Il progetto nasce da una consapevolezza precisa: le aree interessate da processi di spopolamento e con difficoltà di accesso ai servizi essenziali non sono destinate all’isolamento culturale. Al contrario, possono diventare luoghi di incontro privilegiati con la scena teatrale di innovazione contemporanea, italiana e internazionale.
La rassegna si propone di riconnettere il tessuto sociale attraverso linguaggi artistici capaci di parlare al presente, rafforzando l’identità di Progetto Cantoregi come vettore e punto di riferimento per le iniziative culturali del territorio.

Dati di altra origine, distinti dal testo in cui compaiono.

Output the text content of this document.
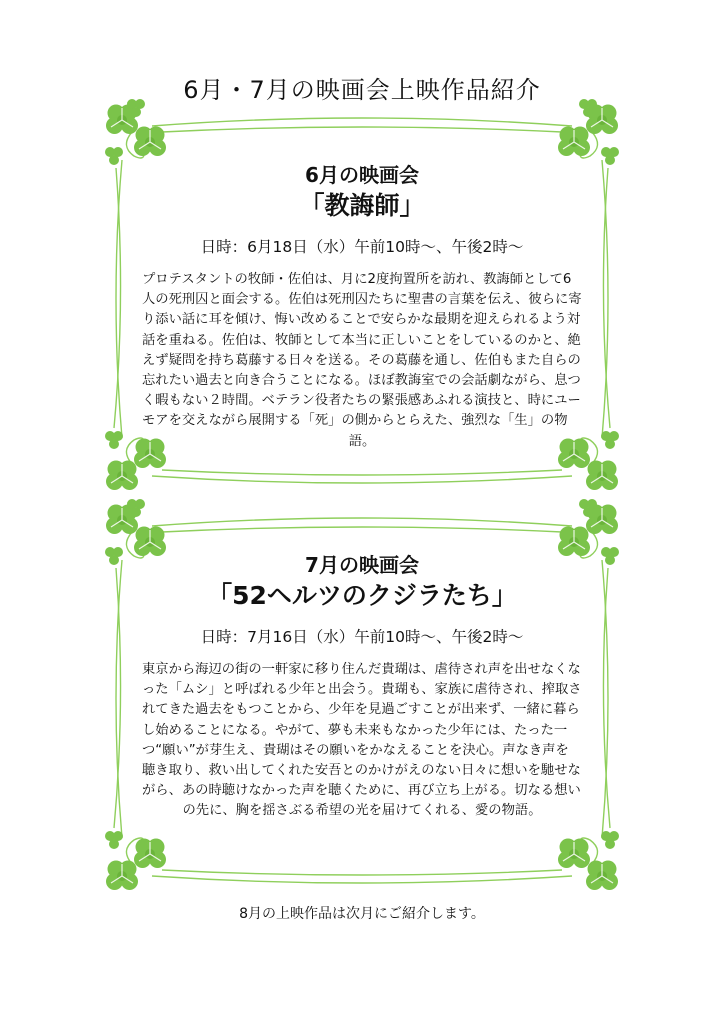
6月・7月の映画会上映作品紹介
6月の映画会
「教誨師」
日時：6月18日（水）午前10時～、午後2時～
プロテスタントの牧師・佐伯は、月に2度拘置所を訪れ、教誨師として6人の死刑囚と面会する。佐伯は死刑囚たちに聖書の言葉を伝え、彼らに寄り添い話に耳を傾け、悔い改めることで安らかな最期を迎えられるよう対話を重ねる。佐伯は、牧師として本当に正しいことをしているのかと、絶えず疑問を持ち葛藤する日々を送る。その葛藤を通し、佐伯もまた自らの忘れたい過去と向き合うことになる。ほぼ教誨室での会話劇ながら、息つく暇もない２時間。ベテラン役者たちの緊張感あふれる演技と、時にユーモアを交えながら展開する「死」の側からとらえた、強烈な「生」の物語。
7月の映画会
「52ヘルツのクジラたち」
日時：7月16日（水）午前10時～、午後2時～
東京から海辺の街の一軒家に移り住んだ貴瑚は、虐待され声を出せなくなった「ムシ」と呼ばれる少年と出会う。貴瑚も、家族に虐待され、搾取されてきた過去をもつことから、少年を見過ごすことが出来ず、一緒に暮らし始めることになる。やがて、夢も未来もなかった少年には、たった一つ“願い”が芽生え、貴瑚はその願いをかなえることを決心。声なき声を聴き取り、救い出してくれた安吾とのかけがえのない日々に想いを馳せながら、あの時聴けなかった声を聴くために、再び立ち上がる。切なる想いの先に、胸を揺さぶる希望の光を届けてくれる、愛の物語。
8月の上映作品は次月にご紹介します。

Come recita il manifesto della rassegna: “La vita sboccia nei gesti imperfetti, nei desideri che sorprendono, nelle storie che ci somigliano e ci sfuggono. Riconoscersi negli altri diventa magia, forse salvezza. La meraviglia si diffonde, contagiosa e viva”.
Il calendario
La stagione si apre il 14 novembre con R.OSA di Silvia Gribaudi, appuntamento del filone #wespeakdance. Con la sua cifra ironica e dissacrante, Gribaudi porta in scena un “one woman show” fatto di dieci esercizi di virtuosismo che ribaltano le aspettative dello spettatore. Ispirato alle immagini sensuali di Botero e all’energia pop degli anni Ottanta di Jane Fonda, lo spettacolo riflette sul concetto di successo e prestazione, trasformando la scena in uno spazio di libertà condivisa dove il pubblico diventa protagonista dell’azione.